89.              Under this ground the Respondent contends that there was a further error in the Tribunal’s conclusions on dismissal because it failed to consider whether the appeal to Ms Smart amounted to an intervening event such that the dismissal that ultimately followed was not solely or principally for the prohibited reason.  The submission is based on a contention that the appeal process was in substance a re-hearing not a review: it involved substantive further investigations and re-interviewing of relevant personnel, a re-evaluation of the underlying evidence, and a fresh decision by the appeal manager. There was no finding that Mr Whitefoot exercised any influence whatever on this part of the process.
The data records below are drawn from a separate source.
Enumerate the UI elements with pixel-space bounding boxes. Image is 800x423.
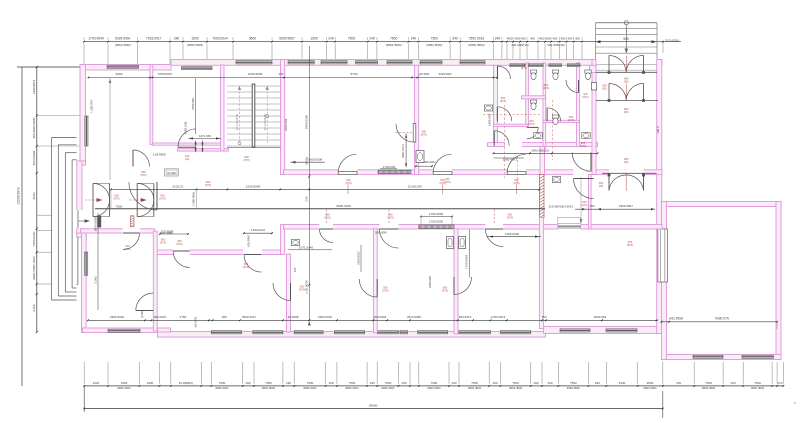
svg-text:1450.095(20): 1450.095(20): [531, 149, 549, 153]
svg-text:(40.99%: (40.99%: [418, 72, 430, 76]
svg-text:9952./800/: 9952./800/: [381, 386, 394, 390]
svg-text:(970): (970): [205, 183, 211, 187]
svg-text:1990.0017: 1990.0017: [357, 251, 361, 265]
svg-text:29600: 29600: [369, 403, 378, 407]
svg-text:400: 400: [575, 37, 580, 41]
svg-text:630: 630: [595, 381, 600, 385]
svg-text:(970): (970): [124, 247, 130, 251]
svg-text:7500: 7500: [349, 381, 356, 385]
svg-text:186: 186: [221, 315, 226, 319]
svg-text:400: 400: [561, 37, 566, 41]
svg-text:(9952./800)/: (9952./800)/: [468, 43, 484, 47]
svg-text:240: 240: [174, 37, 180, 41]
svg-text:3900.074.1: 3900.074.1: [401, 144, 405, 158]
svg-text:3758.0007: 3758.0007: [158, 72, 173, 76]
svg-text:1,99.9999: 1,99.9999: [153, 153, 166, 157]
svg-text:240: 240: [495, 37, 501, 41]
svg-text:1F 4 R(0275): 1F 4 R(0275): [235, 114, 239, 131]
svg-text:(970): (970): [243, 158, 249, 162]
svg-text:7018.0017: 7018.0017: [146, 37, 162, 41]
svg-text:5000.0000: 5000.0000: [94, 217, 98, 232]
svg-text:1220: 1220: [93, 381, 100, 385]
svg-text:(970): (970): [500, 99, 506, 103]
svg-text:3133.21: 3133.21: [172, 184, 183, 188]
svg-text:29x3.9995: 29x3.9995: [407, 315, 421, 319]
svg-text:3600.0008: 3600.0008: [308, 157, 323, 161]
svg-text:400: 400: [521, 37, 526, 41]
svg-text:(970): (970): [140, 173, 146, 177]
svg-text:(970): (970): [507, 216, 513, 220]
svg-text:7500: 7500: [512, 381, 519, 385]
svg-text:900./998.7968/: 900./998.7968/: [32, 118, 36, 139]
svg-text:1600: 1600: [147, 381, 154, 385]
svg-text:7500: 7500: [116, 204, 123, 208]
svg-text:9600: 9600: [249, 37, 257, 41]
svg-text:5430.07A: 5430.07A: [715, 316, 730, 320]
svg-text:1500: 1500: [121, 381, 128, 385]
svg-text:(9952./800)/: (9952./800)/: [187, 43, 203, 47]
svg-text:(9952./800)/: (9952./800)/: [115, 43, 131, 47]
svg-text:700: 700: [676, 381, 681, 385]
svg-text:9952./800/: 9952./800/: [303, 386, 316, 390]
svg-text:3.100: 3.100: [32, 304, 36, 312]
svg-text:1700.0084: 1700.0084: [465, 255, 469, 270]
svg-text:x/5.9991: x/5.9991: [194, 316, 198, 327]
svg-text:1250.0006: 1250.0006: [505, 232, 520, 236]
svg-text:7500: 7500: [390, 37, 398, 41]
svg-text:500./900/: 500./900/: [375, 231, 387, 235]
svg-text:7500: 7500: [431, 381, 438, 385]
svg-text:(90): (90): [602, 87, 607, 91]
svg-text:9952./800/: 9952./800/: [702, 386, 715, 390]
svg-text:7500: 7500: [348, 37, 356, 41]
svg-text:7500: 7500: [754, 381, 761, 385]
svg-text:3500.0017: 3500.0017: [242, 315, 257, 319]
svg-text:1F 4 R(0275): 1F 4 R(0275): [263, 114, 267, 131]
svg-text:9952./800/: 9952./800/: [215, 386, 228, 390]
svg-text:(12): (12): [185, 157, 190, 161]
svg-text:(970): (970): [387, 216, 393, 220]
svg-text:7500: 7500: [265, 381, 272, 385]
svg-text:400: 400: [508, 37, 513, 41]
svg-text:9952./800/: 9952./800/: [345, 386, 358, 390]
svg-text:(90): (90): [599, 184, 604, 188]
svg-text:7500: 7500: [385, 381, 392, 385]
svg-text:240: 240: [369, 37, 375, 41]
svg-text:2990.9993: 2990.9993: [110, 315, 125, 319]
svg-text:400: 400: [546, 37, 551, 41]
svg-text:(970): (970): [582, 95, 588, 99]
The Respondent contends that the Tribunal was bound to consider (as it argued) whether the appeal expunged the earlier unlawful decision.

 

90.              Ms Chudleigh submits that a finding of unfairness of the kind made by the Tribunal in this case was incapable of being remedied on appeal, even if contrary to Ms Allum’s statement, the appeal was a re-hearing and not a review.  She argues that disciplinary proceedings may never have been initiated at all but for the unfair purpose or inadmissible reason at the earlier stage. There is considerable force in this submission.  However, the Tribunal made no findings and reached no conclusions on this point, and given that the case will have to be reconsidered in light of the conclusions set out above, I prefer therefore to express no concluded view on it.

 

91.              In the result accordingly, I have concluded that this appeal must be allowed on grounds 1 to 9 above.  In those circumstances it is unnecessary to consider grounds 11 and 12 which raise specific complaints about the way the Tribunal dealt with contribution and Polkey. These points, and the issue of ordinary unfair dismissal which was not determined, will have to be reconsidered.

 

Conclusions

92.              I have considered whether in the circumstances of this case justice requires that the matter should be remitted to a different and differently constituted tribunal, recognising the hardship that this will entail for the Claimant having to start again.  Despite this undoubted hardship, I am satisfied that given the basis on which this appeal is allowed, and in light of the errors identified, which permeate the reasoning as a whole, that is the appropriate course to adopt.

 

93.              For the reasons given above this appeal is accordingly allowed. In relation to the detriment claim at item K and the automatically and ordinary unfair dismissal claims, the case will be remitted to a differently constituted employment tribunal to be reheard.